It's thus oddly appropriate that I've devoted my career to studying the industrialization of the South. Not a terribly lucrative way to spend one's time, but I've fortunately gotten Vanderbilt University to help pay the bills, in return for the opportunity to teach the history of the American South. I teach for other reasons than to feed a habit, of course; having grown up in the South at the end of the Jim Crow era, listening to tales of the South of mules and poverty at the kitchen table, I'm aware of the rush of change, and even more of the gulf separating my own experience and that of my students. I see my task as bridging both of those gulfs, of showing the depths that lie beneath the too-glossy surface of the modern urban-suburban South.

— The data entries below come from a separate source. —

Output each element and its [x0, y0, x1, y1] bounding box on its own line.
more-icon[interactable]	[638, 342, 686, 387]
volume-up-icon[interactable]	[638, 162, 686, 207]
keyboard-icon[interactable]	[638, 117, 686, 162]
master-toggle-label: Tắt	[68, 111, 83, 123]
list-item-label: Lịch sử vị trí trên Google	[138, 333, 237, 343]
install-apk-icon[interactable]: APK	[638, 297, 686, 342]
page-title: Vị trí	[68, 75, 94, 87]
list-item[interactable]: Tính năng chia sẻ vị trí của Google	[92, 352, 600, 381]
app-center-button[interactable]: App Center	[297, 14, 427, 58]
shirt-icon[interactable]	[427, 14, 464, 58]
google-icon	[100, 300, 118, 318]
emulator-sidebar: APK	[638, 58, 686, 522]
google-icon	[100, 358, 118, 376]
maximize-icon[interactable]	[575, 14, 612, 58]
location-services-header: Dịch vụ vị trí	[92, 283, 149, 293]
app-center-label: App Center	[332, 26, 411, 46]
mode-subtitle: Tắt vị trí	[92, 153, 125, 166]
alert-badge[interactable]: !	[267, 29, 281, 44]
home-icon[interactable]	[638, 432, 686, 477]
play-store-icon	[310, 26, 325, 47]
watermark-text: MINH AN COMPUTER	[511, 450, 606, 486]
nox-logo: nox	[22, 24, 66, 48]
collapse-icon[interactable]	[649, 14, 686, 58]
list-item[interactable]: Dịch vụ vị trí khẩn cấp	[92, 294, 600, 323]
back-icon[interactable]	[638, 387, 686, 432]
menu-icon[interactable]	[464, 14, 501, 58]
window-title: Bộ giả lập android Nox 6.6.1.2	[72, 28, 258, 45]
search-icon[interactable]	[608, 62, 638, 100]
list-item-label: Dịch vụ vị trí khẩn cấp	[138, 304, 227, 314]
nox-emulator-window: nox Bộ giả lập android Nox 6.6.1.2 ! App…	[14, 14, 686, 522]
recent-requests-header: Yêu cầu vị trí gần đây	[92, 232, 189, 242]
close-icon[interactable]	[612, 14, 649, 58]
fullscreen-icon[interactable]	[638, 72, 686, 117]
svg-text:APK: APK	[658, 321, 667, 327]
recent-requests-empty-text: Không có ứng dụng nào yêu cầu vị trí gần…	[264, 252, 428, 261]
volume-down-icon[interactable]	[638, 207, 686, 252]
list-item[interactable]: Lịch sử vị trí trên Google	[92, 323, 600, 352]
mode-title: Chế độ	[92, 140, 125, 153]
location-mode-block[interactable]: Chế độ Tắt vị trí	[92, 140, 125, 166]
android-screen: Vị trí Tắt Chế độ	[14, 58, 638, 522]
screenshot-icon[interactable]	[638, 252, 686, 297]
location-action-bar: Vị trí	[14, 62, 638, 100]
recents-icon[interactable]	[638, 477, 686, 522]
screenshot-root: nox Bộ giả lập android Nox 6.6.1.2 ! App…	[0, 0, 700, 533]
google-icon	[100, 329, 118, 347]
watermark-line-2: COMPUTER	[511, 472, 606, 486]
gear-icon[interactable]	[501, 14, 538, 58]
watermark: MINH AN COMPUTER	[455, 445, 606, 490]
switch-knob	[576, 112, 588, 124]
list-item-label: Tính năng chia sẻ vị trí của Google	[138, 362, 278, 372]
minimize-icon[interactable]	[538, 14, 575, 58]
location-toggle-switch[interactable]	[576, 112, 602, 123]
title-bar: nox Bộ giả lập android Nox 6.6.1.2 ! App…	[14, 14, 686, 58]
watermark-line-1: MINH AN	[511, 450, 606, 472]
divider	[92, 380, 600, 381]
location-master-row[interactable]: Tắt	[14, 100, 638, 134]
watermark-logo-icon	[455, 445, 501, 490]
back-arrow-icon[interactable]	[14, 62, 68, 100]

This task I see as especially important because the past shapes the present in ways not readily visible to those not aware of it. For all the complaints about the "disappearing South," it hasn't so much disappeared as simply changed--for better and for worse . As this photograph shows, the floor of the mill shown above is now empty, but it ran over ninety years, and the way of life it created shaped the lives of generations of southerners, in ways that continue to haunt the South of skyscrapers and suburbs.
Teaching and research isn't all I do. I'm a (too infrequent) cyclist, and a choral singer (with, among other groups, the Nashville Symphony Chorus), with a particular interest in the old shaped-note, or fasola tradition of the rural South. I am an elder (currently inactive) at Trinity Presbyterian Church in Nashville, a congregation of the Presbyterian Church (U.S.A.). Finally, I occasionally indulge longtime enthusiams for southern culture of various sorts, but especially mountain-derived music such as "old-time" and bluegrass music.